Eran mucho más de las doce cuando se despertó. La habitación estaba oscura, pero llena de puntos de luz. El sol proyectaba formas punteadas sobre el suelo de madera desnuda; suaves, pero intensas, como mantequilla fundida en un recipiente metálico. La había despertado un sonido, y durante un largo momento sintió que el miedo la hacía prisionera, tirándole del corazón y del cuello.

Había una sombra al pie de la cama, inmóvil. De repente, se dio cuenta de que era Reuben. Estaba de pie, mirándola. Una larga aguja de luz solar le cruzaba lateralmente el pecho. No se movió en absoluto. A cada momento que pasaba era menos sombra y más carne, a medida que sus ojos se acostumbraban al conjunto de su imagen.

—No podía dormir —dijo él, al fin—. La cama se movía. Todo se movía.

—Lo sé —dijo ella, con la voz lánguida de sueño.

—Estabas durmiendo —le dijo él—. Te he estado mirando.

—¿Hace mucho?

—No sé. —Vaciló—. Un rato largo.

En la calle, fuera, una voz de mujer cantó una canción de amor, lentamente, con sentimiento, antes de que cayera la noche. Llegaría el toque de queda, los tanques pasarían, pesados, la canción se desvanecería.

—Estaba soñando acerca de mi padre —dijo ella.

—¿Era verdad? —dijo él—. Lo que me dijiste sobre…

No podía acabar la frase. La idea lo horrorizaba.

Ella no contestó.
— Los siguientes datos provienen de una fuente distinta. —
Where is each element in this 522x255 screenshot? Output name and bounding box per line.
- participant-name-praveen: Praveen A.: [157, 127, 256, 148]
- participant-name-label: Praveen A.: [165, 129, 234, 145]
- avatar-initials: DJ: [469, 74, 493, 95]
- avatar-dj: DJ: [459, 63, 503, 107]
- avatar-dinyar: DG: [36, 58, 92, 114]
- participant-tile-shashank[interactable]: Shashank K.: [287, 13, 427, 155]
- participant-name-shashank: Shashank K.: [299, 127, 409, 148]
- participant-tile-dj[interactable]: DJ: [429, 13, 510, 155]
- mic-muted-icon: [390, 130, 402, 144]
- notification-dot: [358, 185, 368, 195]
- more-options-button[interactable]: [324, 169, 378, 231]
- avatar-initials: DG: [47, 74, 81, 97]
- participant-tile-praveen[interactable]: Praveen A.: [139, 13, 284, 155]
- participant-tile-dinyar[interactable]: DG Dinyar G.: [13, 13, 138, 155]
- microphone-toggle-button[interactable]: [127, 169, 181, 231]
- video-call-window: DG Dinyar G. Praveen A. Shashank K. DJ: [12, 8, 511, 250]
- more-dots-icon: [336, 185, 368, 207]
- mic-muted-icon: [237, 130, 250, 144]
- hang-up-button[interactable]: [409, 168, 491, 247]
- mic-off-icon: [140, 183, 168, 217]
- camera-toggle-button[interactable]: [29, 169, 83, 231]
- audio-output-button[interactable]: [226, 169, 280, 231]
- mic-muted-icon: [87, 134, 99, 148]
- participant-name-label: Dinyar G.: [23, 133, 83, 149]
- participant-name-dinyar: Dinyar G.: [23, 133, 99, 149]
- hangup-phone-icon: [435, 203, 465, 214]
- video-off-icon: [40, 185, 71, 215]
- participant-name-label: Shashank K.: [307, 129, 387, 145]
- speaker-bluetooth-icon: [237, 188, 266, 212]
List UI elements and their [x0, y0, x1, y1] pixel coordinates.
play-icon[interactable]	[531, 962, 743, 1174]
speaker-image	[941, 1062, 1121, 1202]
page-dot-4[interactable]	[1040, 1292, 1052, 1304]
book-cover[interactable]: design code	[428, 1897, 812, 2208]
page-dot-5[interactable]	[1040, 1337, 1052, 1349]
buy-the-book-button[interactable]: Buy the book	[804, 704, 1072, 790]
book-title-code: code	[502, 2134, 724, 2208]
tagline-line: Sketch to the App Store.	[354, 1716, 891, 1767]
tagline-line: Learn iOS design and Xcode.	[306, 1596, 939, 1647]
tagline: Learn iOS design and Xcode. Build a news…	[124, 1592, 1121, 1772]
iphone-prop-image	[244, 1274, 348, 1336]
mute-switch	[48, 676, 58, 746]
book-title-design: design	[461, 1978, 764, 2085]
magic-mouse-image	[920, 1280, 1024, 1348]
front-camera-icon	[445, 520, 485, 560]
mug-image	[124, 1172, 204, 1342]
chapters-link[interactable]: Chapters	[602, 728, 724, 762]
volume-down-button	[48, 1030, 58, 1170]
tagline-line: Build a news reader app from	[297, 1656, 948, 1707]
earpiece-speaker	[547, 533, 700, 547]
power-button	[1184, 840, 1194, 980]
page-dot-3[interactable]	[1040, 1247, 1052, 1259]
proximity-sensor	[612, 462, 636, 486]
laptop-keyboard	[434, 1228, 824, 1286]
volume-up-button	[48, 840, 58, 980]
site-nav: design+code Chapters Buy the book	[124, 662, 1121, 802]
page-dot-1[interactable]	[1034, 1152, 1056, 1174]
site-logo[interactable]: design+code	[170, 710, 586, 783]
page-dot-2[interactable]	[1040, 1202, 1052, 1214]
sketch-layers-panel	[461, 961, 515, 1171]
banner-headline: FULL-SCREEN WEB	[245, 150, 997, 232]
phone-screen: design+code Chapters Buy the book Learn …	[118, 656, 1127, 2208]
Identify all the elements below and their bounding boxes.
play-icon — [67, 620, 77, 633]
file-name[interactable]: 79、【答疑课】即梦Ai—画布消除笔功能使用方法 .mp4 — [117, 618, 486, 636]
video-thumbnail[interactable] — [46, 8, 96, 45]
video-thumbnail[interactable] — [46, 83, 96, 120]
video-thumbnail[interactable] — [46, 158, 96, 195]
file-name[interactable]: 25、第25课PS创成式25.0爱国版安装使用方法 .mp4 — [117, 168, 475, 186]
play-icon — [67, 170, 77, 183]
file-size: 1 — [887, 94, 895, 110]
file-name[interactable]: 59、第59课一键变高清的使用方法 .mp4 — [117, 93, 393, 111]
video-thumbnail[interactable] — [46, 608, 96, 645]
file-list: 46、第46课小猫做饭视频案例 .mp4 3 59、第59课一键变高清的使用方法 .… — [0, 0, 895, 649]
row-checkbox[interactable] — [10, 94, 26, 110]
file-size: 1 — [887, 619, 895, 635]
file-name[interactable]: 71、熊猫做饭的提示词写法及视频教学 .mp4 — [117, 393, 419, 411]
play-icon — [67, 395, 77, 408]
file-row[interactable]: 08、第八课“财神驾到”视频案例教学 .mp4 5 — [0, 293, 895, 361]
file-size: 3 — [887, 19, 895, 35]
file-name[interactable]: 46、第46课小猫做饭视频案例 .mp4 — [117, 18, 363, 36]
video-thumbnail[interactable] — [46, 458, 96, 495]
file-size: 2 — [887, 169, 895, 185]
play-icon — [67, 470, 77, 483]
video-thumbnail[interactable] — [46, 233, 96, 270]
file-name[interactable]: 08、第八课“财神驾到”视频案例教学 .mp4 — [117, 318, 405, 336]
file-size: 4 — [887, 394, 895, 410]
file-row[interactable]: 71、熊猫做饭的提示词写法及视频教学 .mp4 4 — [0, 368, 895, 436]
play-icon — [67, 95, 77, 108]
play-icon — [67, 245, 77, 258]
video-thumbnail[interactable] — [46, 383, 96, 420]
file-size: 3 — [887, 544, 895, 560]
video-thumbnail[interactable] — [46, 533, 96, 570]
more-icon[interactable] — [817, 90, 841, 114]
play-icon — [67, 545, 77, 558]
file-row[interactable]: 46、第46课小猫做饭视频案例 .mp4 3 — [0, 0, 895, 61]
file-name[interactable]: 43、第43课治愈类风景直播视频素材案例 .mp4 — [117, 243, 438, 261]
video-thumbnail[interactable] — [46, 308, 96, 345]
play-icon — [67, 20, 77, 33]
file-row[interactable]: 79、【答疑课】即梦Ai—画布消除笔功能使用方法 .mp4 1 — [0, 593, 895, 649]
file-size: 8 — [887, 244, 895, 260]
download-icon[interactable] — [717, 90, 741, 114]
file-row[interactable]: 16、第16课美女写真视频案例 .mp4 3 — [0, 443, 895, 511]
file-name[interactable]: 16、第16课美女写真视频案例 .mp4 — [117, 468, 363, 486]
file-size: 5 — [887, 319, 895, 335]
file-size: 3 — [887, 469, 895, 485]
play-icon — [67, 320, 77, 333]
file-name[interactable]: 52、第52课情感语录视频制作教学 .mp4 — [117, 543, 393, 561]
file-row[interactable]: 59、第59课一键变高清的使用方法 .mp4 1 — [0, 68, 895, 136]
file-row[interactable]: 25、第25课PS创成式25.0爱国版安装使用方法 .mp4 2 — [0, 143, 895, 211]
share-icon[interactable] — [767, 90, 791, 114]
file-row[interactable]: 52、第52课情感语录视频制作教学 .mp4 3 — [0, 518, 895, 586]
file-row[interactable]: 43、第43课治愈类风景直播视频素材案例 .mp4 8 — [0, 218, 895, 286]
Tanto si era verdad como si no, ella soñaba con las manos que olían a vainilla y la barba del viejo que le rozaba la mejilla.

Reuben se acercó y se sentó en el borde de la cama. Ella se había quitado la ropa y estaba desnuda debajo de la fina sábana, llena aún de los restos de un sueño inquieto. Toda incomprensión había desaparecido entre ellos, la tormenta había destruido las barreras, habían estado muertos y ahora revivían. O volvían a morir.

Ella se sentó y la sábana cayó, revelando sus hombros y sus pechos, una vulnerabilidad terrible. Él se inclinó hacia adelante y le tocó la mejilla y el cuello, rozando su piel cansada con sus dedos largos y desnudos. Ella suspiró y se volvió hacia él, sintiendo que su sueño se convertía en excitación, muerte en resurrección. Él se agachó y le besó el hombro, pasando sus labios y su lengua por el perfil del hueso. Ella no se había lavado, todavía llevaba el mar sobre su cuerpo. Su piel sabía a sal, no la sal del cuerpo sino la sal del océano profundo.

Se echó en la cama junto a ella, sintiendo cómo sus brazos le rodeaban el cuerpo, atrayéndolo hacia sí.

—Esto también es la danza —dijo ella.

—No comprendo.

—Déjame que te enseñe —susurró ella.

La sábana se apartó y ella quedó desnuda debajo de él. En algún sitio un tambor empezó a tocar. En la calle, la canción de amor subía y bajaba como el mar.